As it turned out, the releases — not the signings — were the most notable aspect for the Jaguars in the days after free agency opened.
Jaguars cornerback Rashean Mathis — gone, if not forgotten.
Defensive tackle Terrance “Pot Roast” Knighton — allowed to “test the market.”
Knighton’s first stop was Denver, where former Jaguars head coach Jack Del Rio is now defensive coordinator. It remains to be seen if Knighton — whose weight and conditioning have been recurrent issues throughout his career — can handle the thin air of the Mile High City. The Broncos signed him almost immediately, though.
Last year’s free-agent splash, wide receiver Laurent Robinson, is gone after one season in the black-and-teal.

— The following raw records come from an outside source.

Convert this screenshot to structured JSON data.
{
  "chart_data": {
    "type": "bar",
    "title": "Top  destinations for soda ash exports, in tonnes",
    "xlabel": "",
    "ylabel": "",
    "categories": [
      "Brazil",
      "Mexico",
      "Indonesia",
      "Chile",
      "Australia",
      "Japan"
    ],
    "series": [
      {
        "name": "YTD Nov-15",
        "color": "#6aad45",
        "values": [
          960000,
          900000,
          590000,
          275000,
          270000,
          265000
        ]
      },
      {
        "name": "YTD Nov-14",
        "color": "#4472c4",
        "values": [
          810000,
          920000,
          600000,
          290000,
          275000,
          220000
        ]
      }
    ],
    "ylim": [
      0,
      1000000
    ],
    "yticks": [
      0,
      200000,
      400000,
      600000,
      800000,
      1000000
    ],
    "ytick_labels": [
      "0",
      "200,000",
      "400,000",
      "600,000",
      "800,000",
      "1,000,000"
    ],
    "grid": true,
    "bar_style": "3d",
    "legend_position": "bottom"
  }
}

A big year exploiting favorable matchups with the Cowboys earned him a $14 million bonus — a number widely ridiculed at the time of the signing and further questioned as it became clear that Robinson couldn’t stay on the field because of concussion issues.
Though Robinson passed a team physical, he recently told the Associated Press that a workout made him “lightheaded,” which suggests that his recovery from concussions, like that of former Colts receiver Austin Collie, probably should happen outside the brutal realm of professional football.
What about defensive backs Dawan Landry and Aaron Ross? The Jags wish them luck in their future endeavors. Cornerback Ross – whose tenure here was more notable for his wife‘s performance in the Olympics than anything the husband did on the field — is back in New York, with Tom Coughlin’s Giants. Last season, Landry played as if his best years and the game’s best receivers were behind him.
To borrow from a Coen brothers’ film, the NFL is “No Country for Old Men.” Meanwhile, the Caldwell regime isn’t sentimental or stupid enough to pretend that old defensive backs will recover their lost steps.
The Jaguars avoided the big splashes that teams like the Indianapolis Colts and the Miami Dolphins made in the early days of the “free-agent frenzy” (as the NFL Network termed it). No signing Mike Wallace or even Andy Rooney for that matter. However, the players the team signed early in free agency are promising.
The first signing was linebacker Geno Hayes, a former Florida star who played for Tampa Bay and Chicago and knows defensive coordinator Bob Babich from his year with the Bears. Hayes is young, athletic and, by all accounts, excited to be the first signing for the Jaguars in 2013.
“I knew it was something that was going to happen,” Hayes said March 13 to Jaguars.com.
“My end of the bargain is I’ve got to come in and put what they know I can do out there for them,” Hayes said. “It’s a fresh start for everybody. I’ve got to come in and do my end of the deal.”
We can expect to see more Geno Hayes types come to Jacksonville — but on terms friendly to the franchise. Young players, brought in on short-term deals — that’s a recipe for success. Expect to see some more names you might know, if you're a serious football fan.
Since many available players fit this description, the Jaguars have no need to reach, as Gene Smith did when he was here, or as Coughlin’s administration did when the Jaguars were trying to get over the hump in the late 1990s. The Jaguars are committed to incrementally building the franchise’s talent. Recent league history suggests it's the only way forward.